[<prev] [next>] [<thread-prev] [thread-next>] [day] [month] [year] [list]
Message-ID: <7714f272-3862-84ac-306d-86363a1c4880@gmail.com>
Date: Wed, 10 Mar 2021 23:22:57 +0300
From: Dmitry Osipenko <digetx@...il.com>
To: Nicolin Chen <nicoleotsuka@...il.com>, joro@...tes.org,
thierry.reding@...il.com, will@...nel.org,
guillaume.tucker@...labora.com
Cc: vdumpa@...dia.com, jonathanh@...dia.com,
linux-tegra@...r.kernel.org, iommu@...ts.linux-foundation.org,
linux-kernel@...r.kernel.org
Subject: Re: [PATCH] iommu/tegra-smmu: Fix mc errors on tegra124-nyan
10.03.2021 22:13, Dmitry Osipenko пишет:
> 19.02.2021 01:07, Nicolin Chen пишет:
>> Commit 25938c73cd79 ("iommu/tegra-smmu: Rework tegra_smmu_probe_device()")
>> removed certain hack in the tegra_smmu_probe() by relying on IOMMU core to
>> of_xlate SMMU's SID per device, so as to get rid of tegra_smmu_find() and
>> tegra_smmu_configure() that are typically done in the IOMMU core also.
>>
>> This approach works for both existing devices that have DT nodes and other
>> devices (like PCI device) that don't exist in DT, on Tegra210 and Tegra3
>> upon testing. However, Page Fault errors are reported on tegra124-Nyan:
>>
>> tegra-mc 70019000.memory-controller: display0a: read @0xfe056b40:
>> EMEM address decode error (SMMU translation error [--S])

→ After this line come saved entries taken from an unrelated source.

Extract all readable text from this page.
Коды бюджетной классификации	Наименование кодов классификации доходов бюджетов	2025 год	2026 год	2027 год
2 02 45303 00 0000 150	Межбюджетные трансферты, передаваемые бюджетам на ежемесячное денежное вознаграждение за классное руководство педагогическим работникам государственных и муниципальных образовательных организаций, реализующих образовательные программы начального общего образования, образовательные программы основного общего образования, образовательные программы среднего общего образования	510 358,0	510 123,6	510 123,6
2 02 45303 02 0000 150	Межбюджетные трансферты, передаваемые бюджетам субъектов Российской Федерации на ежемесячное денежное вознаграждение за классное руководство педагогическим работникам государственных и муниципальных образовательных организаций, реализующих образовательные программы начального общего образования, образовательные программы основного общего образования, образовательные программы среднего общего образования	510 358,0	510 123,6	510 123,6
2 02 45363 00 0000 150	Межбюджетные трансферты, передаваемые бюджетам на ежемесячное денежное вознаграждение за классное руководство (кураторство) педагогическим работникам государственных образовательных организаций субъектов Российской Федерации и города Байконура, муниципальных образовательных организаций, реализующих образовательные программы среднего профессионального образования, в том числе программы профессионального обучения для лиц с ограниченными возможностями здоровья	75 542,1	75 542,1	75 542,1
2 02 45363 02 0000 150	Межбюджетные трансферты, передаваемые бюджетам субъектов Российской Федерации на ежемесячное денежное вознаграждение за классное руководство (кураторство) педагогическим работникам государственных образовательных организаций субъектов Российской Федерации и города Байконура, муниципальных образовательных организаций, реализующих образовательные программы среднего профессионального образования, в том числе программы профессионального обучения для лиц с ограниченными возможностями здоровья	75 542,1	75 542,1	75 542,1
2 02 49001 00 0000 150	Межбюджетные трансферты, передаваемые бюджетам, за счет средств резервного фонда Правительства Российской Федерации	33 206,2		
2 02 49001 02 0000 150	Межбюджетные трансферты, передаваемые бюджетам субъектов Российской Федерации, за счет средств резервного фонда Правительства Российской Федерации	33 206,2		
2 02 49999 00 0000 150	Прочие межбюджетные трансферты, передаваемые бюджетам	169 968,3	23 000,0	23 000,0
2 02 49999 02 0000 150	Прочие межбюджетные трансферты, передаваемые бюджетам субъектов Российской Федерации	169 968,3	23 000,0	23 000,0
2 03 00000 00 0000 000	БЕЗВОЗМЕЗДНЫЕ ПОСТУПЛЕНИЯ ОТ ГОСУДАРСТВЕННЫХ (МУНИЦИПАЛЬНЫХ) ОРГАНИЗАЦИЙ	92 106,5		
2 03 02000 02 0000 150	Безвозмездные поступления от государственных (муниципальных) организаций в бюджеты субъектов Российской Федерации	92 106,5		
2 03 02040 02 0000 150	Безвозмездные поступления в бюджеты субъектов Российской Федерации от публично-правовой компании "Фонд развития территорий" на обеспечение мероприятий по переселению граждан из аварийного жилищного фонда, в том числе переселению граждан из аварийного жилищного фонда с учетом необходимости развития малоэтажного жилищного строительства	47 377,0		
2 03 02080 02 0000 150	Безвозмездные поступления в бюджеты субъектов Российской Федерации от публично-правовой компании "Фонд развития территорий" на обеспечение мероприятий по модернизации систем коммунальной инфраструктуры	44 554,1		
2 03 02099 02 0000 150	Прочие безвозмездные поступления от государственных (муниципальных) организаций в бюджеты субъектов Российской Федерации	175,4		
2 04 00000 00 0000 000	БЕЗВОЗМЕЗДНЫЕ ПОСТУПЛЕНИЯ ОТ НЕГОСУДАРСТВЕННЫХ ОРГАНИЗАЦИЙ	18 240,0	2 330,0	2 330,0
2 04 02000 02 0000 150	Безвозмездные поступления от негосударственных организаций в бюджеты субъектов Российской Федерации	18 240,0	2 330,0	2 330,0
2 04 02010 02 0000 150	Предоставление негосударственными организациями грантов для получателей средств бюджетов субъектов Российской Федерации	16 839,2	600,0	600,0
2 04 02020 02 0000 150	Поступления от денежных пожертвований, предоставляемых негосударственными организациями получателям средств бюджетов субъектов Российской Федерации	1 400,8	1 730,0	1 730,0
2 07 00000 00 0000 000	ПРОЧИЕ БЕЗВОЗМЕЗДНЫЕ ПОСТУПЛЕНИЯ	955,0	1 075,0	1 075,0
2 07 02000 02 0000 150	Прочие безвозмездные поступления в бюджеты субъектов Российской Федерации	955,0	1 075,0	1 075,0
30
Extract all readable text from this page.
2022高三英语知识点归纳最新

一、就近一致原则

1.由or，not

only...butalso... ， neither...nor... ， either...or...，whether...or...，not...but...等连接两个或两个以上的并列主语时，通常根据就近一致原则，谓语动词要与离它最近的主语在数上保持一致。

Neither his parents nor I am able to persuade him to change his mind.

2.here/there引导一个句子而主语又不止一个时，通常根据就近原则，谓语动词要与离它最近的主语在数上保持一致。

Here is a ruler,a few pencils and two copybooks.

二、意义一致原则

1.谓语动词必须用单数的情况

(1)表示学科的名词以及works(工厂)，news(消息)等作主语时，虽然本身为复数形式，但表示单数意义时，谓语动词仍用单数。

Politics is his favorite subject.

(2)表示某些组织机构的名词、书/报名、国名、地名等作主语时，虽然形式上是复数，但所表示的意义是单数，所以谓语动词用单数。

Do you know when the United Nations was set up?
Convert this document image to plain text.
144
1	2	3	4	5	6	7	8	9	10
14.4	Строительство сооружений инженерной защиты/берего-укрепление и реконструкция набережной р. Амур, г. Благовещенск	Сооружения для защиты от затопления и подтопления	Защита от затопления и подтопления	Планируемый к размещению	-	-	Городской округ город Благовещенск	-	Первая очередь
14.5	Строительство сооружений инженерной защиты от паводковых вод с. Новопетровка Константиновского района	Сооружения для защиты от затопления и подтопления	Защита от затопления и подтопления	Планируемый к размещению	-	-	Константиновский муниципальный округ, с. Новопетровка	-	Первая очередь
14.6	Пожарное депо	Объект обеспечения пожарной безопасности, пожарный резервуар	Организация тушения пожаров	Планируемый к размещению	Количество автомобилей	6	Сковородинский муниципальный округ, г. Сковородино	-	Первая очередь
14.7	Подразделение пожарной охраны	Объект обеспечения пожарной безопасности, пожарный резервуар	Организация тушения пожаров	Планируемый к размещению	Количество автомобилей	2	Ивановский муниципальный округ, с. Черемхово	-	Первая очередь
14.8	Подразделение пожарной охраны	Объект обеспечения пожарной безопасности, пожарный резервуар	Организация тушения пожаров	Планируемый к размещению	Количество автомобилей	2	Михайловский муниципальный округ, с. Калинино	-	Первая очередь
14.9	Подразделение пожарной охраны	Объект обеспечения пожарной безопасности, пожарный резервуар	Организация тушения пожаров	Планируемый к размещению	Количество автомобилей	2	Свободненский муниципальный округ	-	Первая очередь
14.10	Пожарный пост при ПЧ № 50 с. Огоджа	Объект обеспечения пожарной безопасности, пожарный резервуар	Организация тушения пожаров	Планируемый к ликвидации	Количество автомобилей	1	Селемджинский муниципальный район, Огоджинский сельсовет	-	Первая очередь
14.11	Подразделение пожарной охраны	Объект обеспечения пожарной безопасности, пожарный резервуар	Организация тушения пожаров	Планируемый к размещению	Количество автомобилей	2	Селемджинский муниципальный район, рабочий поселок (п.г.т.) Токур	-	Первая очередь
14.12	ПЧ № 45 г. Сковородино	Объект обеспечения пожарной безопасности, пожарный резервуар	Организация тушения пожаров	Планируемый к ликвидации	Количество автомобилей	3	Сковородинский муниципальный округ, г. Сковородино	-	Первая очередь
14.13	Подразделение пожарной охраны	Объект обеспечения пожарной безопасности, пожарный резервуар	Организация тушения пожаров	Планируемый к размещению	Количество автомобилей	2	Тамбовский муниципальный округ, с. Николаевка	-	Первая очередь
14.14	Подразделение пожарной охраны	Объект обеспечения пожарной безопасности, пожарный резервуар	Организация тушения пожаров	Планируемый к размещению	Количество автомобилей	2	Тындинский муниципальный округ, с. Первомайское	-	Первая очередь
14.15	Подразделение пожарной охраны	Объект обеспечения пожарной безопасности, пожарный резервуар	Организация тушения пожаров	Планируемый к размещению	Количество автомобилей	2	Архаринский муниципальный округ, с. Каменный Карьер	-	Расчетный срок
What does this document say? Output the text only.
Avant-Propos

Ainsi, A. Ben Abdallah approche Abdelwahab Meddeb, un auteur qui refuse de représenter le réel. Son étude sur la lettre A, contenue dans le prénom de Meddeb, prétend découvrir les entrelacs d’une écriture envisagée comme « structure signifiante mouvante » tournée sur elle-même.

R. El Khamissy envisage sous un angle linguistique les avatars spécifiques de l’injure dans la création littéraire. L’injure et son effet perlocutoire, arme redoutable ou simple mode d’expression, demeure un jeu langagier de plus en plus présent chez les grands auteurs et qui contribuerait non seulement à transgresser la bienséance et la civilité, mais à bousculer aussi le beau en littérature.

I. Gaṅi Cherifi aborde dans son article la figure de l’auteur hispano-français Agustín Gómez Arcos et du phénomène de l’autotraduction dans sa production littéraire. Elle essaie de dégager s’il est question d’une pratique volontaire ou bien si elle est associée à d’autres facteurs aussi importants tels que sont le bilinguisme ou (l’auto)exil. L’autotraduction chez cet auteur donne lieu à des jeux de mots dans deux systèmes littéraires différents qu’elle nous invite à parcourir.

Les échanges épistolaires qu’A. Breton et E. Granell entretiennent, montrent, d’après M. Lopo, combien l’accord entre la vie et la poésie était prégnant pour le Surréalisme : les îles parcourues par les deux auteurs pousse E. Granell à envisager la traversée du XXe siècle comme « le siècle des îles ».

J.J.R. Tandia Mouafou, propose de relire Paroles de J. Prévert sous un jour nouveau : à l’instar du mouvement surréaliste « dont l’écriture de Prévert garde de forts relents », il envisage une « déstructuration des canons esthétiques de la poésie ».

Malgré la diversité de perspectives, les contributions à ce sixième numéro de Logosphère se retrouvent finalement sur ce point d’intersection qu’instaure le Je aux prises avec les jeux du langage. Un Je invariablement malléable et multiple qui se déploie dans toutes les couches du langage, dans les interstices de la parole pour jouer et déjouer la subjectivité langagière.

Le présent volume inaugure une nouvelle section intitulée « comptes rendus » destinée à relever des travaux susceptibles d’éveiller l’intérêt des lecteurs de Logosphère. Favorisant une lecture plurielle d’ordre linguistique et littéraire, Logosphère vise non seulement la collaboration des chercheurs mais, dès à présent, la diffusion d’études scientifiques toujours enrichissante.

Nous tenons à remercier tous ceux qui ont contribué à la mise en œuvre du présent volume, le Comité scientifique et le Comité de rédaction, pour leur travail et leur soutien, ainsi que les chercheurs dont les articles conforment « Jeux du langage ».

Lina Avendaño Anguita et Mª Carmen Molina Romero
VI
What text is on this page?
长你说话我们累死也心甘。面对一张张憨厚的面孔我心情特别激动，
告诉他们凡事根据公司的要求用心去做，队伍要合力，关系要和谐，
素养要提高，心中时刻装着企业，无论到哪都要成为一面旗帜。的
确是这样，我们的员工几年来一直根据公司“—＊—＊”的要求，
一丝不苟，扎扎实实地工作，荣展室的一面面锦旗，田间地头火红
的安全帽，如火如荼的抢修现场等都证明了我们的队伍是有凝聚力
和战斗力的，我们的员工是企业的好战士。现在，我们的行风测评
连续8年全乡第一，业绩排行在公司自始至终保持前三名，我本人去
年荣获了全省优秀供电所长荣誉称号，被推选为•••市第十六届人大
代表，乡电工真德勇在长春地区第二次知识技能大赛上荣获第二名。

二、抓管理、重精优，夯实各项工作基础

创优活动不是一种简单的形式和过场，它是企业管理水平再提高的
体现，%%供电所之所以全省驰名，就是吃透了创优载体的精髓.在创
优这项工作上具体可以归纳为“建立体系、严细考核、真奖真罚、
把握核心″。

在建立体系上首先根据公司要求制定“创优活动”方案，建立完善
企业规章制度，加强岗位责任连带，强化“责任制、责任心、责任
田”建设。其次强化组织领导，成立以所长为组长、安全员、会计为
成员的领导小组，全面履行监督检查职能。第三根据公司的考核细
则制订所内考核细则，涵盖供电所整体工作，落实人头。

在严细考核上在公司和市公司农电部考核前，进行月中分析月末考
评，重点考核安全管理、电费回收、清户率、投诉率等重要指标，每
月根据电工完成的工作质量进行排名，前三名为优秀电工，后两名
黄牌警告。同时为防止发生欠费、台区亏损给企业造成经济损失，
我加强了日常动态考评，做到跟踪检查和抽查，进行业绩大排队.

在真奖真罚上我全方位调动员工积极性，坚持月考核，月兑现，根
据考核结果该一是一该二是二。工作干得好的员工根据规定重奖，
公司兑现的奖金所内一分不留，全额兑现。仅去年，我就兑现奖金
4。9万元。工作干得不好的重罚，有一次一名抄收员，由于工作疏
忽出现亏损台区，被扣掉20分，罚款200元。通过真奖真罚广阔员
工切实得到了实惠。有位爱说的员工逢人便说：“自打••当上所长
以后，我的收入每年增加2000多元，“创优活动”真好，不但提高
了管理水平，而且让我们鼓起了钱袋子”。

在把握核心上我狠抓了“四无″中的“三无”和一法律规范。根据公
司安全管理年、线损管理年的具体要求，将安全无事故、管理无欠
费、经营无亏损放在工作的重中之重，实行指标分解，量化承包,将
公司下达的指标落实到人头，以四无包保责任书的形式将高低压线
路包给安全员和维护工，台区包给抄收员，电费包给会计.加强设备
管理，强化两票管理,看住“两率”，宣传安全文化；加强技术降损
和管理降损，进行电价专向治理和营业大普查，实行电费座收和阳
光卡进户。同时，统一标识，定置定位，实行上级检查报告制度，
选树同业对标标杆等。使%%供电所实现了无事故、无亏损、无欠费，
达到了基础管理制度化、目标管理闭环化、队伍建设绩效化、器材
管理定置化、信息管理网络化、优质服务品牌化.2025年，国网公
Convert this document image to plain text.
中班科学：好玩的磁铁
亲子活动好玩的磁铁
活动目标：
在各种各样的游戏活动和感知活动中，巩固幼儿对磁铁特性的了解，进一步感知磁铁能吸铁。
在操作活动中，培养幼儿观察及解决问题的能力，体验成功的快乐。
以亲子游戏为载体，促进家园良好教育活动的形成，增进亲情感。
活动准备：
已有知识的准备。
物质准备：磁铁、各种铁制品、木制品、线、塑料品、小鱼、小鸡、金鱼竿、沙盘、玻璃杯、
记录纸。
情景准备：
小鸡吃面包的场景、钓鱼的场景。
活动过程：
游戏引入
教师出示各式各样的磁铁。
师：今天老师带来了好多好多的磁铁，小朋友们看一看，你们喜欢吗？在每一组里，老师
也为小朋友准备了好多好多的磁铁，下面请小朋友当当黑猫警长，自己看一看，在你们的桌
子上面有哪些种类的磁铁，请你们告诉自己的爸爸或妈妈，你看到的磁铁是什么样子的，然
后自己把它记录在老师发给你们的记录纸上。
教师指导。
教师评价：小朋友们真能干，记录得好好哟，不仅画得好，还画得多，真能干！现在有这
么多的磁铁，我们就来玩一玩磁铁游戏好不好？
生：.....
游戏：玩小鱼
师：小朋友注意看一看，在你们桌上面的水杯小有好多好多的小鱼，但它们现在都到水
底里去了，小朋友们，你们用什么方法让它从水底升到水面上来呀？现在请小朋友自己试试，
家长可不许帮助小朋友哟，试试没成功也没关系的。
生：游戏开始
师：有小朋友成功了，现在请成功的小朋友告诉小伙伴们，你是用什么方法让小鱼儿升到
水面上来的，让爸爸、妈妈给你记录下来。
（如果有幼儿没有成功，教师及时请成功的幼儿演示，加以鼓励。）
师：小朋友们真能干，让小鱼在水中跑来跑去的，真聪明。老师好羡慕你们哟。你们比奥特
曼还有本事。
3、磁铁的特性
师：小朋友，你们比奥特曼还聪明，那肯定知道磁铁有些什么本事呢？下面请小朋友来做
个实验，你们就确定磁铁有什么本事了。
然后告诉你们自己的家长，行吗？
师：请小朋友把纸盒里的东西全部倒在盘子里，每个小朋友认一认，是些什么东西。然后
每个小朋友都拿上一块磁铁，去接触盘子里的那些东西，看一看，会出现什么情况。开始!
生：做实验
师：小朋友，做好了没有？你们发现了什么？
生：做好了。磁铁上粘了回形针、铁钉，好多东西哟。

>> tegra-mc 70019000.memory-controller: display0a: read @0xfe056b40:
>> Page fault (SMMU translation error [--S])
>>
>> After debugging, I found that the mentioned commit changed some function
>> callback sequence of tegra-smmu's, resulting in enabling SMMU for display
>> client before display driver gets initialized. I couldn't reproduce exact
>> same issue on Tegra210 as Tegra124 (arm-32) differs at arch-level code.
>>
>> Actually this Page Fault is a known issue, as on most of Tegra platforms,
>> display gets enabled by the bootloader for the splash screen feature, so
>> it keeps filling the framebuffer memory. A proper fix to this issue is to
>> 1:1 linear map the framebuffer memory to IOVA space so the SMMU will have
>> the same address as the physical address in its page table. Yet, Thierry
>> has been working on the solution above for a year, and it hasn't merged.
>>
>> Therefore, let's partially revert the mentioned commit to fix the errors.
>>
>> The reason why we do a partial revert here is that we can still set priv
>> in ->of_xlate() callback for PCI devices. Meanwhile, devices existing in
>> DT, like display, will go through tegra_smmu_configure() at the stage of
>> bus_set_iommu() when SMMU gets probed(), as what it did before we merged
>> the mentioned commit.
>>
>> Once we have the linear map solution for framebuffer memory, this change
>> can be cleaned away.
>>
>> [Big thank to Guillaume who reported and helped debugging/verification]
>>
>> Fixes: 25938c73cd79 ("iommu/tegra-smmu: Rework tegra_smmu_probe_device()")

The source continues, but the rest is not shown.